Moreover, multiple studies have found, and you can easily tell yourself that when you start doing more full body type workouts as opposed to a bro split or push-pull-legs where you hammer one muscle one workout of the week, you get a lot less sore. Now, soreness ratings aren’t that informative, and that testosterone to cortisol ratio is also definitely not definitive when it comes to fatigue management, but we also have some direct studies showing that if you do say eight sets of bench presses, you will recover faster from that, more than twice as fast when you do four sets, two times a week versus one time per week 8 sets. Even when you do more total training volume, when you split the workout into two sessions. Because most people when you take 8 sets of bench presses and you turn them into 4 sets and 4 sets, they increase their total training repetition volume because now you’re less fatigued during your workouts, and you can either lift more weight or do more repetitions.
One study even found that if you have a workout with 8 sets of bench presses and you spread that workout into 2 workouts that same day of 4 sets of bench presses, the people that spread the workout into 2 sessions could do the workouts with a 10% higher training intensity, and yet still they recovered faster from that workout. A nice additional benefit of going heavier and spending your volume out across the week more is that you get better strength development and in some cases more hypertrophy when you spread the volume out across the week more. In fact, when you look at the literature on full body training versus body part splits, push-pull-legs, row splits, you see that in virtually every instance, especially in trained lifters doing higher volumes of training, higher frequency training, so more full body type workouts with the volume more equally spread across the week, get equal or better results. And if that is news to you, you should check out my video on full body workout and the greatest of all time training split – here.
In summary, fatigue management strategy #1 is highly counterintuitive, but very effective. Go heavier. Training with heavier weights – higher training intensities, and lower repetitions per set – induces less neuromuscular fatigue per set and makes it easier to recover from your workouts. This means that both the mental fatigue and the objective neuromuscular fatigue per set are lower, and you can probably tolerate a higher total training volume. However, do note that injury risk might be higher if you combine high volume, high frequency, and high intensity training. So you have to figure out what is really limiting your recovery. If it is your joints, your connective tissues, then going heavier might not be the solution.

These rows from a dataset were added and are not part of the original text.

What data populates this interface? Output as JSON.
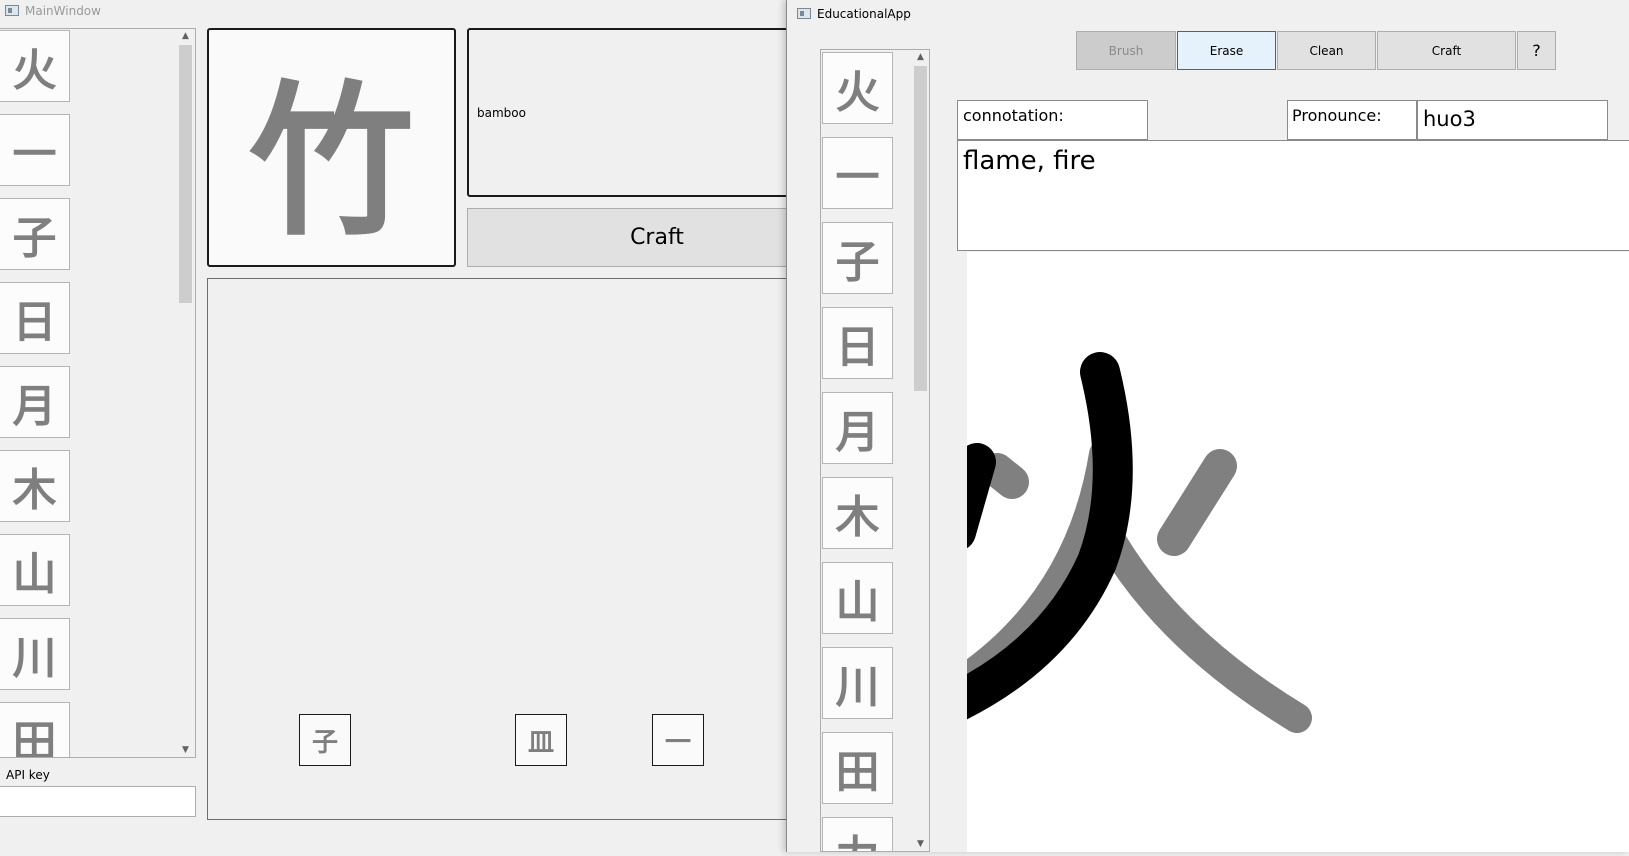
{
  "main_window": {
    "title": "MainWindow",
    "characters": [
      "火",
      "一",
      "子",
      "日",
      "月",
      "木",
      "山",
      "川",
      "田"
    ],
    "api_key_label": "API key",
    "api_key_value": "",
    "selected_character": "竹",
    "selected_meaning": "bamboo",
    "craft_label": "Craft",
    "canvas_pieces": [
      "子",
      "皿",
      "一"
    ]
  },
  "edu_app": {
    "title": "EducationalApp",
    "toolbar": {
      "brush": "Brush",
      "erase": "Erase",
      "clean": "Clean",
      "craft": "Craft",
      "help": "?"
    },
    "characters": [
      "火",
      "一",
      "子",
      "日",
      "月",
      "木",
      "山",
      "川",
      "田",
      "力"
    ],
    "connotation_label": "connotation:",
    "pronounce_label": "Pronounce:",
    "pronounce_value": "huo3",
    "connotation_value": "flame, fire"
  },
  "colors": {
    "window_bg": "#f0f0f0",
    "tile_glyph": "#7f7f7f",
    "erase_active_bg": "#e5f1fb",
    "erase_active_border": "#0078d7",
    "brush_disabled_bg": "#cccccc"
  },
  "icons": [
    "window-icon",
    "scroll-up-icon",
    "scroll-down-icon"
  ]
}
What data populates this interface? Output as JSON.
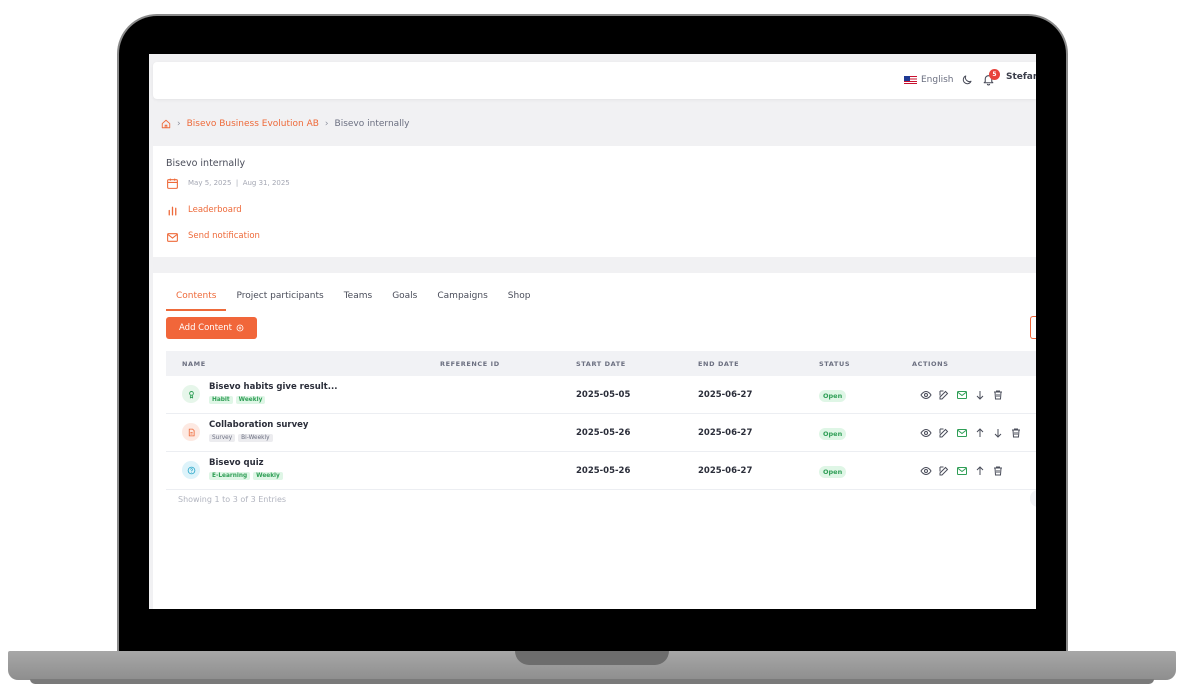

Fatigue management strategy #2 is spreading your existing training volume over more sessions, meaning that you do more full body type workouts, or you even train more times per week. Spreading your volume out across the week more evenly with full body workouts reduces the fatigue accumulation per workout and makes it easier to recover from according to multiple lines of research. Even when you increase your total repetition volume because you are less fatigued and therefore can do more reps with the same number of sets, research still suggests that we recover faster from that volume if we spread it out more across the week, as opposed to doing a bro split or something where you dump all of your volume for one muscle group in one session.